Sens. Josh Hawley (Mo.), Ted Cruz (Texas) and Marco Rubio (Fla.) are emerging as new champions of conservative populism at a time when many Republicans think former President Trump’s control of the party has ended.
Trump touted a new brand of Republican populism that appealed to many voters during the 2016 presidential election. While his popularity with Republican voters is on the decline, this group of conservatives is embracing the populism that worked so well for Trump in 2016.
Hawley has been at the forefront of the push to remake the Republicans from the party of corporate executives to the party of working men and women. “The Republican Party wants to be a party of the working class. […].
It is not the first time that Hawley has called on his party to engage workers more directly. He doubled down on that effort by calling for a change in leadership and voting against Sen. Mitch McConnell (Ky.), who is serving another term as Senate Republican leader.
“The old Republican Party is dead,” Hawley declared, arguing that it is time for Republicans to “forge something new, a party that truly represents the cultural backbone of this nation: working America.”
Ted Cruz, for his part, said: “I think one of the most important political changes of the last decade is that the Republicans have become a labor party. We are the party of working men and women. We are the party of truckers and steel workers. And we are the party of the workers of the railway union”.

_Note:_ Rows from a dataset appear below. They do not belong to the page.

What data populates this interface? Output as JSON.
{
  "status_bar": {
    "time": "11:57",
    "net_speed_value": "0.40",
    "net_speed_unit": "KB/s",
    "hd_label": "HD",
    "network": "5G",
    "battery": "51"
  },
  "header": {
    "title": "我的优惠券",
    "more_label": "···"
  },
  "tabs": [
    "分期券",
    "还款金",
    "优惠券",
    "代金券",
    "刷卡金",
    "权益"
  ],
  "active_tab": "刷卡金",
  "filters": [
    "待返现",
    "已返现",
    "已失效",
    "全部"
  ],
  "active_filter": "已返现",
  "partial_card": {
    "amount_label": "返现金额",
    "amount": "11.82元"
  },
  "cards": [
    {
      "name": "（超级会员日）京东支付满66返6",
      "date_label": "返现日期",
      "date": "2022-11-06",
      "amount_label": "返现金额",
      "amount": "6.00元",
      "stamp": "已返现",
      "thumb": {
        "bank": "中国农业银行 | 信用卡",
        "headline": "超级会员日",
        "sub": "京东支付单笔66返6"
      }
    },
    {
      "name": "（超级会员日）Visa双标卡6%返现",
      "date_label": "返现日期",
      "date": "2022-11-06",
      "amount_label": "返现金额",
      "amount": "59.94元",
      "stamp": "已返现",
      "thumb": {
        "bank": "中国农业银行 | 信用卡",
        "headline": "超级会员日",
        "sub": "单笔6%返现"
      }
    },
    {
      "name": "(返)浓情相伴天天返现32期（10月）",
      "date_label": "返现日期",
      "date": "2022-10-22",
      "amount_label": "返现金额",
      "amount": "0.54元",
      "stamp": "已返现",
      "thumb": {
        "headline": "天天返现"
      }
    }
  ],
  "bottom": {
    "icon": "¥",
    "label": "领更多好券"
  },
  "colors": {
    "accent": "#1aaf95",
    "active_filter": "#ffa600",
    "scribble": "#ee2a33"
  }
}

Marco Rubio also announced his alignment with the rail workers early last week. “I will not vote for any deal that does not have the support of rail workers,” he said, adding: “Wall Street’s drive for efficiency has turned rail workers into little more than lines on a spreadsheet.” .
The proposal to give workers more paid sick days ended eight votes short of approval: 52 to 43. Sen. Mike Braun (R-Ind.), who plans to run for governor of Indiana, and Sens. John Kennedy (R-La.) and Lindsey Graham (RS.C.), a close Trump ally, also voted in favor.
The Senate was widely expected to vote to impose a labor agreement on rail workers to avoid a nationwide strike after the House voted overwhelmingly in favor of the measure, 290 to 137, on Wednesday. And he did, passing the measure 80-15.
Rubio then criticized his colleagues who voted overwhelmingly to force rail workers to accept a tentative labor agreement negotiated by the Biden administration that four unions had rejected.
“This is hard work. So, are we going to make life even more unpleasant? Are we going to send a message that once again those hardworking people who work with their hands in difficult conditions are going to get screwed? he said.
But rising conservative stars see in that speech the future of the Republican Party at a time when more working-class voters are voting for Republican candidates and more college-educated voters are voting for Democrats.